Colleges are restricting free speech on campus, lawmakers say
In protecting students from harassment and discrimination, lawmakers and experts say public colleges and universities are violating students’ right to free speech on college campuses.
During a House Judiciary Constitution and Civil Justice Subcommittee Hearing on First Amendment protections on public college and university campuses, Greg Lukianoff, president and CEO of the Foundation for Individual Rights in Education (FIRE), said one in six universities maintain free speech zones – small, out-of-the-way areas where they can hold rallies, demonstrations, distribute literature, circulate petitions and give speeches.
“In a lot of these cases they are free speech zones that you have to apply 10 days in advance to use,” he said.
Other campuses, Lakianoff said have speech codes that flat out ban free speech.
According to the Department of Education, about 21 million students were expected to attend a college or university in 2014 and according to the U.S. Bureau of Labor Statistics, about 70 percent of high school graduated in 2014 were enrolled in college s or universities.
As more and more young people got to college, Goodlatte asked how campus policies regulating speech will effect them.
“Policies that limit free speech limit the expression of ideas,” House Judiciary Chair Bob Goodlatte (R-Va.) said. “And no one – no one – can be confident in their own ideas unless those ideas are constantly tested through exposure to the widest variety of opposing arguments.

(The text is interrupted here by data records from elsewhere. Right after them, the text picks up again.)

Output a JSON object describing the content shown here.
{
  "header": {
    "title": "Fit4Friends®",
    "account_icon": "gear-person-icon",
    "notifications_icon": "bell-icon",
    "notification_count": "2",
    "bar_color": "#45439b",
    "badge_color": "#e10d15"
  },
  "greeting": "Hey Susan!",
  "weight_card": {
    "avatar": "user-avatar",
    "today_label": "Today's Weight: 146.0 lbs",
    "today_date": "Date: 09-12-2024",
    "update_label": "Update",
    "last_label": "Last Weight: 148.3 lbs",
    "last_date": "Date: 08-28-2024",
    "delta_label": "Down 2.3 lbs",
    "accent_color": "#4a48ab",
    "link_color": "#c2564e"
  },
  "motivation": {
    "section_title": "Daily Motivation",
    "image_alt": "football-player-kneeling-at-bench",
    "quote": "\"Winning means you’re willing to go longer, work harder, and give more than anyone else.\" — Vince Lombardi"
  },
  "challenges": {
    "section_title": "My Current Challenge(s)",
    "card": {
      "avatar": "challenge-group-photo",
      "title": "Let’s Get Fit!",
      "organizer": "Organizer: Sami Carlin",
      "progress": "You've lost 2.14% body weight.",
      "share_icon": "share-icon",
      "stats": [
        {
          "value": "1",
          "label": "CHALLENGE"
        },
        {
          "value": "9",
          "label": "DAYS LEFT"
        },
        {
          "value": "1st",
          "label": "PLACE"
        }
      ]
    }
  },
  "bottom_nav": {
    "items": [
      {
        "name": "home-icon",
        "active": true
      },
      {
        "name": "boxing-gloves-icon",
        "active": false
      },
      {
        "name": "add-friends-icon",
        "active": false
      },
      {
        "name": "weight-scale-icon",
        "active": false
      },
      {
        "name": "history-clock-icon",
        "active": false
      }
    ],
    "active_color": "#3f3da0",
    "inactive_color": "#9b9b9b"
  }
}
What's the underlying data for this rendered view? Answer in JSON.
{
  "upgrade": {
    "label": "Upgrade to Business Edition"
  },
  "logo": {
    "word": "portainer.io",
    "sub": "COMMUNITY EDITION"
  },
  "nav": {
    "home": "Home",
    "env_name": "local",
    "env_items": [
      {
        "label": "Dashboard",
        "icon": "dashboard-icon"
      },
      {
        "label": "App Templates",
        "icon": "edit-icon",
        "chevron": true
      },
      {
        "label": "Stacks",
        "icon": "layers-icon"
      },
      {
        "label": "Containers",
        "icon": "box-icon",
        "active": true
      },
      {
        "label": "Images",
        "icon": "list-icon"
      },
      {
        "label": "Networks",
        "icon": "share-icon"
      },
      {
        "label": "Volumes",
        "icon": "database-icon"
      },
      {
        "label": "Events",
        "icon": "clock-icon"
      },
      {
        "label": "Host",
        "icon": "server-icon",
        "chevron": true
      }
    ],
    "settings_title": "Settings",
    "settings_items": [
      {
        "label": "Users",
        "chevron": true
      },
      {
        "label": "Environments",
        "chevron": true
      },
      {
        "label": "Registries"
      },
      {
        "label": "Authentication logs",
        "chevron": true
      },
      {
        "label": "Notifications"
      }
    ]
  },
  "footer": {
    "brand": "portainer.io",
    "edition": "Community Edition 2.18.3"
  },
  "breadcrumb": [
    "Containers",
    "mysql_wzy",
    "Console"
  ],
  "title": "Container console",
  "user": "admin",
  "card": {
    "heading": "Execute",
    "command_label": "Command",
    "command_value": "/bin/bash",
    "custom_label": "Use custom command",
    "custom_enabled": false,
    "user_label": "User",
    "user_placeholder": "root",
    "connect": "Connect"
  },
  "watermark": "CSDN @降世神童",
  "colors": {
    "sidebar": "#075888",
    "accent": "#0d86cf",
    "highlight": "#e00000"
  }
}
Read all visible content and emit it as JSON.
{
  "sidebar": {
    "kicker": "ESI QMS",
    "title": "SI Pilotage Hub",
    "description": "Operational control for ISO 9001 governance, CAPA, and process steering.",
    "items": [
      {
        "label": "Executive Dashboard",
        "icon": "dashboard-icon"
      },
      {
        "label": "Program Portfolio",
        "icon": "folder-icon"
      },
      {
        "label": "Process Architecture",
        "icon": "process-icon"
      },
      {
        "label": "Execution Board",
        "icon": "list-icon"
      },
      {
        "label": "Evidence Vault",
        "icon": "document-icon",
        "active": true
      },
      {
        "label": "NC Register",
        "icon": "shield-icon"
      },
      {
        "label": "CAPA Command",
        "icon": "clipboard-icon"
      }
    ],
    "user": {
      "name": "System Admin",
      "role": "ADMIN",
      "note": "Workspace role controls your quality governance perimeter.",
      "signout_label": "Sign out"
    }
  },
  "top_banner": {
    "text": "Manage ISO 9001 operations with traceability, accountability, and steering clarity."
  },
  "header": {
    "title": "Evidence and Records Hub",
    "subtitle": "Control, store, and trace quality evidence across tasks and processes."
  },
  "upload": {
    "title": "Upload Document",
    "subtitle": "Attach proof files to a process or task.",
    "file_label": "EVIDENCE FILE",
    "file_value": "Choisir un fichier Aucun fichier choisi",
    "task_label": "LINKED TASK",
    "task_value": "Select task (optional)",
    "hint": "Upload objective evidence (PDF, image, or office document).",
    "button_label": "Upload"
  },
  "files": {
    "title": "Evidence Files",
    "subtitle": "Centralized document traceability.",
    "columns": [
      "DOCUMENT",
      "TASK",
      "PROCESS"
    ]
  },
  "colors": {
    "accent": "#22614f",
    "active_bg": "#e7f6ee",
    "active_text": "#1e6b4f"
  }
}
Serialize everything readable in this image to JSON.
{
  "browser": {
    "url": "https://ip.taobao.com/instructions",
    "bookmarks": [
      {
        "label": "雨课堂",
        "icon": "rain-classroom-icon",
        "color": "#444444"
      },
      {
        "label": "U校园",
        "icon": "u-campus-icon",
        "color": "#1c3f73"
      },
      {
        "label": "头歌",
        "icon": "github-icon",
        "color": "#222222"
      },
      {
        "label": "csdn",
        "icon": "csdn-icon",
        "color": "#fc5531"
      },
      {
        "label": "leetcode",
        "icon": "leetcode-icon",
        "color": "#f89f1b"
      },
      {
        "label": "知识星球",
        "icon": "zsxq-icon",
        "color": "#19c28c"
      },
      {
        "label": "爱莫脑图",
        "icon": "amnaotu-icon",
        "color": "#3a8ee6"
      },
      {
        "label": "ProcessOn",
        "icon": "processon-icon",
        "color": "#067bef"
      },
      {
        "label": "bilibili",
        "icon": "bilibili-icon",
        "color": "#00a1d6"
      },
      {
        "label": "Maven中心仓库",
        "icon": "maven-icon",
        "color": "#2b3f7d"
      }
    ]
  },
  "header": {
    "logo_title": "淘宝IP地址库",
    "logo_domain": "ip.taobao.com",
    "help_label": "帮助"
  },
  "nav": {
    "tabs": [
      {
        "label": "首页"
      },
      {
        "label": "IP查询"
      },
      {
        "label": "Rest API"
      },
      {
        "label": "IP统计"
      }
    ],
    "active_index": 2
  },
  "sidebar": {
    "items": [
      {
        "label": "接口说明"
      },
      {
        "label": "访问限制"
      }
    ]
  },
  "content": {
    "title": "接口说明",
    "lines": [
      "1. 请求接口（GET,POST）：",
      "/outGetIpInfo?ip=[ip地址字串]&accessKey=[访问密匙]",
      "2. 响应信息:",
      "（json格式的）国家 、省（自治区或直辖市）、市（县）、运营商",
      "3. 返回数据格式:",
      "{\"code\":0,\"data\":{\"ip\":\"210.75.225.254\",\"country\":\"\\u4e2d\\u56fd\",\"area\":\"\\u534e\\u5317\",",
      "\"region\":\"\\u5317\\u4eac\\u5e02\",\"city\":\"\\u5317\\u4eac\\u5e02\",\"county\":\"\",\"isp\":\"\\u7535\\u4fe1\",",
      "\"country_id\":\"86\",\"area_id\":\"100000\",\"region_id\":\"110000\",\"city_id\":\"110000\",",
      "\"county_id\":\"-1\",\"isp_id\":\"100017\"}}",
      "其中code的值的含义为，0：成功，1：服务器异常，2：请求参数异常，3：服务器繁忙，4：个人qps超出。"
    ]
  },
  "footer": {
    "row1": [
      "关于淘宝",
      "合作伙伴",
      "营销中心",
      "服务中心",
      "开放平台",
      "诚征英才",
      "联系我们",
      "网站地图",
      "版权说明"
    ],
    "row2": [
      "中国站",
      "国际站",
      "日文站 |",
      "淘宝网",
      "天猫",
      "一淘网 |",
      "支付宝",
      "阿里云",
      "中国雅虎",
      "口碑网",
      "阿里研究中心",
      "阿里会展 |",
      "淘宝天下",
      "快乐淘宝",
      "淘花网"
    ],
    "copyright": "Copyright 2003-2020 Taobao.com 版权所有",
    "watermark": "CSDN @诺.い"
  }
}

This is especially crucial in democracy.
Lukianoff said Congress should enact an Anti-harassment Act that provides a clear definition of harassment, eliminating the need for speech codes.
But Wendy Kaminer, an attorney and member of the Massachusetts State Advisory Committee to the U.S. Civil Rights Commission, said Congress should be wary of enacting bad laws in response to hard and heart-wrenching cases involving “bad” speech.
“Freedom of speech is freedom from government interference,” she said.
She instead advised the subcommittee members to monitor the Department of Education’s regulatory activity. Overbroad definitions of harassment and retaliation, she said, can obliterate academic freedom and, at public universities, ignore the constitutional rights of students and faculty.